Taking a step back to the future

MIAMI – A friend recently asked me a simple question: “How do you know when Donald Trump is lying?”

I answered quickly: “Whenever he opens his mouth to speak.”

“How’d you know?” he asked, as if the question was a difficult-to-figure-out riddle. I stared at him and laughed.

That’s not his biggest problem, I went on to explain. “The man is plain stupid,” I told him.

I’m not the only person who feels that way. Chicago Tribune reporter Steve Chapman recently wrote a column titled, “Donald Trump’s biggest flaw: He’s not that bright”. In it he tersely summarizes the president’s capacity as a thinker by stating that “The evidence of his [Trump’s] dimwittedness flows as continuously and voluminously as the Mississippi River.”

I’m not exactly sure why I started with Trump, but I suppose I had to unload some of my pent-up frustration with this man we, as American citizens, are supposed to address as our president. I guess it’s also in part because of what we knew was coming. The Treasury Department’s announcement of the new regulations on Cuba were expected, but when announced they still stung like a surprise bee sting.

Treasury, Commerce, and State implement changes to the Cuba sanctions rules

It’s also time to point fingers at the real culprits behind the president’s very stupid decision. Stupid because it’s just another chapter that is taking us back huge steps — a backwardness set in motion the moment Donald Trump became president in January 2017. Everything seemed headed in the right direction starting after the December 2014 announcements where the Cuban and U.S. governments put behind them some things of the past and began to negotiate strongly, but fairly, a way forward in relations between the two countries.

But then Trump and a small group of Cuban haters whose frivolity on decisions affecting their so-called homeland is truly a gesture that takes us ‘back to the future.’

These persons are led by Senator Marco Rubio, and U.S. representatives Mario Diaz-Balart, Carlos Curbelo, and outgoing member of congress (thank goodness!) Ileana Ros-Lehtinen. Led by Trump BFF Rubio, the same Little Marco who was insulted and demoralized by the Donald during the primaries, the same elevator-shoe wearing little guy who referred to Trump as a “dangerous con man,” Marco now is willing to kiss the president’s ass in order to help the U.S. apply torturous regulations over the island he claims to love, but has never stepped foot on.

And yet after this week’s announcement by the U.S. Department of the Treasury, south Florida’s Trump minions complained that the regulations did not go far enough.
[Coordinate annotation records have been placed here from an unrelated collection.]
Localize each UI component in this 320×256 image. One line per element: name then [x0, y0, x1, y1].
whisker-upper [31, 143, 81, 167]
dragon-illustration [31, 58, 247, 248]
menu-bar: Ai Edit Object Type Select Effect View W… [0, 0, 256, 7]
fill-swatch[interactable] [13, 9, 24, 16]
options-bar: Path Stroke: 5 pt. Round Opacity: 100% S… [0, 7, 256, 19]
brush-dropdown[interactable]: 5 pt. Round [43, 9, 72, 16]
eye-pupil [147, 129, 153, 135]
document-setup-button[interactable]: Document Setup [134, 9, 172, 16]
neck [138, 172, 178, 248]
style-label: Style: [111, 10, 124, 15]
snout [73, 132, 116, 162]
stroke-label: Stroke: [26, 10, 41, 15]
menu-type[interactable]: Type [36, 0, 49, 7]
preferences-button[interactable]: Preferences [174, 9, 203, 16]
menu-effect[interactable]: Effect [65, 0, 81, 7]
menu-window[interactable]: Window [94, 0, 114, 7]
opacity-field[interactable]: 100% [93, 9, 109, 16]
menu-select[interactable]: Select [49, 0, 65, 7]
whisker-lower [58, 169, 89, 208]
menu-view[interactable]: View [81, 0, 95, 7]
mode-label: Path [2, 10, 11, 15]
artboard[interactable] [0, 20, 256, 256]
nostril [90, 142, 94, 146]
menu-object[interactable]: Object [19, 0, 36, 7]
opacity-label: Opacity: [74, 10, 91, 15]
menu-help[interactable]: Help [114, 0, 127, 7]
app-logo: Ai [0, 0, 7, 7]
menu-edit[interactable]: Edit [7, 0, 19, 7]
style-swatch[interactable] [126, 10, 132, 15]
They blamed bureaucrats in the U.S. government for not stepping strongly enough on the necks of the Cuban people. Typical and cowardly: blaming others for fear of hurting the feelings of the dimwitted president responsible for the regulations, and who lashes out whenever confronted.

The architects of the new regulations claim that they were drawn-up to hurt the Cuban leaders and their armed forces, who are in charge of many the hotels and businesses on the island. Their aim, they claim, was to help the burgeoning entrepreneur class in Cuba.

The fact is they’ve done exactly the opposite. Ask any private, non-governmental person on the island who rents his or her home through airbnb, or ask a friend who runs a paladar (or private eating establishment) in Havana (and I have) how they’re faring. The answer is unanimous. Business has spiked downward since Trump came to power on January 20. And after the recent announcement by the U.S. government warning U.S. citizens NOT to travel to Cuba (for no apparent reason), paladares that were once full are lucky to be working, and the rental of homes by private entrepreneurs has seen a crash. Many of these suffering business people are persons who have poured their life savings into what they foresaw as a future full of possibilities.

Yet Marco Rubio, Mario Diaz-Balart, Carlos Curbelo, and Ileana Ros-Lehtinen want to assure that they starve them to death and hopefully sink them to the bottom of the waters that surround the Caribbean island. The last thing they care about are the Cuban people.

With these stupid new regulations, they’ve managed again to attempt to destroy what was beginning to happen: the reunification of the Cuban family. And that’s the last thing they want to see accomplished. Because with reunification comes a healthy way forward in the relationship between the U.S. and Cuba.

And healthy relations between our two countries would mean missing out on the gravy train of millions of dollars provided by the U.S.’s so-called democracy-building programs that are simply handouts run through the sticky hands of persons like Marco Rubio, Mario Diaz-Balart, Carlos Curbelo, and Ileana.

I think it’s time Miami took a step forward and left these Cuba haters behind. They are dinosaurs that once roamed our streets and whose ideas should be a thing of the past. Or else, this area will continue to look backwards for our future instead of the forward thinking we require.